Der Bau hatte vor allem mit den gestiegenen Zinsen zu kämpfen. In der Folge gerieten die Auftragseingänge unter Druck. Viele Unternehmen sowie das baunahe Handwerk hatten allerdings noch einen beträchtlichen Auftragsbestand aus besseren Tagen abzuarbeiten.
Brandenburg erlebte 2023 eine signifikante wirtschaftliche Transformation, hauptsächlich angetrieben durch den Bau und die Inbetriebnahme des Tesla-Werkes in Grünheide. Dieses Projekt hat nicht nur erhebliche Investitionen in die Region gebracht, sondern auch zahlreiche Zulieferer und Dienstleister angezogen. Es entstanden neue Arbeitsplätze und es kam zu einem wirtschaftlichen Aufschwung in den umliegenden Gebieten. Zudem zeigte sich eine Stärkung des industriellen Sektors insgesamt, da sich weitere Unternehmen in der Nähe ansiedelten, um von der Nähe zu Tesla zu profitieren.

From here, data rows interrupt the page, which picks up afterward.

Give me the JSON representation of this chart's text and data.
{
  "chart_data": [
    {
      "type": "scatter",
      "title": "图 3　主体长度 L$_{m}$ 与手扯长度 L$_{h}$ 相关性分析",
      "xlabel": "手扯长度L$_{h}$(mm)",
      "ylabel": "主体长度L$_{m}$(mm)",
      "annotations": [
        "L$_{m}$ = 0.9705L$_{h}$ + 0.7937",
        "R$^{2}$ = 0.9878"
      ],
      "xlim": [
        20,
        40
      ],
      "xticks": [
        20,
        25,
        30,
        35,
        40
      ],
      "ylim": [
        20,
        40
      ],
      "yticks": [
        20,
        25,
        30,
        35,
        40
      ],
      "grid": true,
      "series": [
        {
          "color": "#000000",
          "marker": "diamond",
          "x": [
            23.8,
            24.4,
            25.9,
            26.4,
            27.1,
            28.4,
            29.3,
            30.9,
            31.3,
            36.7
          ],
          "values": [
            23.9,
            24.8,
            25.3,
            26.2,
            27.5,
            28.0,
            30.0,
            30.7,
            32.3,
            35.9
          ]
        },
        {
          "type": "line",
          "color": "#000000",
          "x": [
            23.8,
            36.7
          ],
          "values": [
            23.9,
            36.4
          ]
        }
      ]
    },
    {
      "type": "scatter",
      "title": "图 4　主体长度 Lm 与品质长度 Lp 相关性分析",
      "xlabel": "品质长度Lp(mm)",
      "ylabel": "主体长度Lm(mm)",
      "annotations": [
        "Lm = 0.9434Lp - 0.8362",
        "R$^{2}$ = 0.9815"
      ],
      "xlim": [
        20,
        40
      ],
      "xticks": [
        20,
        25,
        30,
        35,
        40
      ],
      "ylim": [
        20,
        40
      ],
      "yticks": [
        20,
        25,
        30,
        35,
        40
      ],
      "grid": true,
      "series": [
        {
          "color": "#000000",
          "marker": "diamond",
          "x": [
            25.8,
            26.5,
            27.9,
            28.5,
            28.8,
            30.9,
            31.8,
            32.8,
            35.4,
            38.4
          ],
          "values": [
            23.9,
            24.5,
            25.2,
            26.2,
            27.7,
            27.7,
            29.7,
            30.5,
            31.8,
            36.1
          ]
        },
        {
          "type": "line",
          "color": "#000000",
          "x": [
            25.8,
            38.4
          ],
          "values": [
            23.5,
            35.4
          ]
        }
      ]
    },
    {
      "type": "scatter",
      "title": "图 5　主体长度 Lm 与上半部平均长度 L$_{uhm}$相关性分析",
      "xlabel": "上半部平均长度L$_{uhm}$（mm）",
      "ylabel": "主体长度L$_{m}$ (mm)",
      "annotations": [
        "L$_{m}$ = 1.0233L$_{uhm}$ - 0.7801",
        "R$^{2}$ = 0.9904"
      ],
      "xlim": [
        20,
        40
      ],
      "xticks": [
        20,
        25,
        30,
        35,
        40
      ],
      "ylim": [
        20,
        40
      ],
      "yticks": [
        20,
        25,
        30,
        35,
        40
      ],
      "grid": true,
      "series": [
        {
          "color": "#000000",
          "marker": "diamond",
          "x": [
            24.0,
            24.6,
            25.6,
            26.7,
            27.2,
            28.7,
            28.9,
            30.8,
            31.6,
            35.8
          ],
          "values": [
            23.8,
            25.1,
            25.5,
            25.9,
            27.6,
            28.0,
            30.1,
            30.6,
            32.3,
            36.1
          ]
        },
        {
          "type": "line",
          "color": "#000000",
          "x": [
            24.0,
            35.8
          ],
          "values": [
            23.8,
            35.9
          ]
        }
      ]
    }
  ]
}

Angesichts der vielen Belastungsfaktoren drehte der Arbeitsmarkt in Berlin und Brandenburg allmählich Richtung Süden. Nach langen Jahren mit einem starken Beschäftigungsplus und rückläufiger Arbeitslosigkeit ging die Dynamik mehr und mehr verloren, Berlin musste den bundesweiten Spitzenplatz in dieser Kategorie an Hamburg abgeben. Beschäftigungstreiber sind wissenschaftliche und technische Dienstleistungen, der Sozialbereich, das Gastgewerbe sowie Informatik und Kommunikation.
In Brandenburg war die Entwicklung etwas stabiler, der Fokus lag stärker auf industriellen Arbeitsplätzen. Der Bau des Tesla-Werkes führte zu einer erheblichen Zahl neuer Arbeitsplätze und einer sinkenden Arbeitslosenquote. Es wurden sowohl hochqualifizierte Fachkräfte als auch Arbeitskräfte für einfachere Tätigkeiten eingestellt.
Zugleich gestaltet sich die Suche nach Fachkräften weiterhin schwierig. Nahezu 50.000 Stellen können in der Region nicht besetzt werden, Vakanzen gibt es in fast allen Branchen.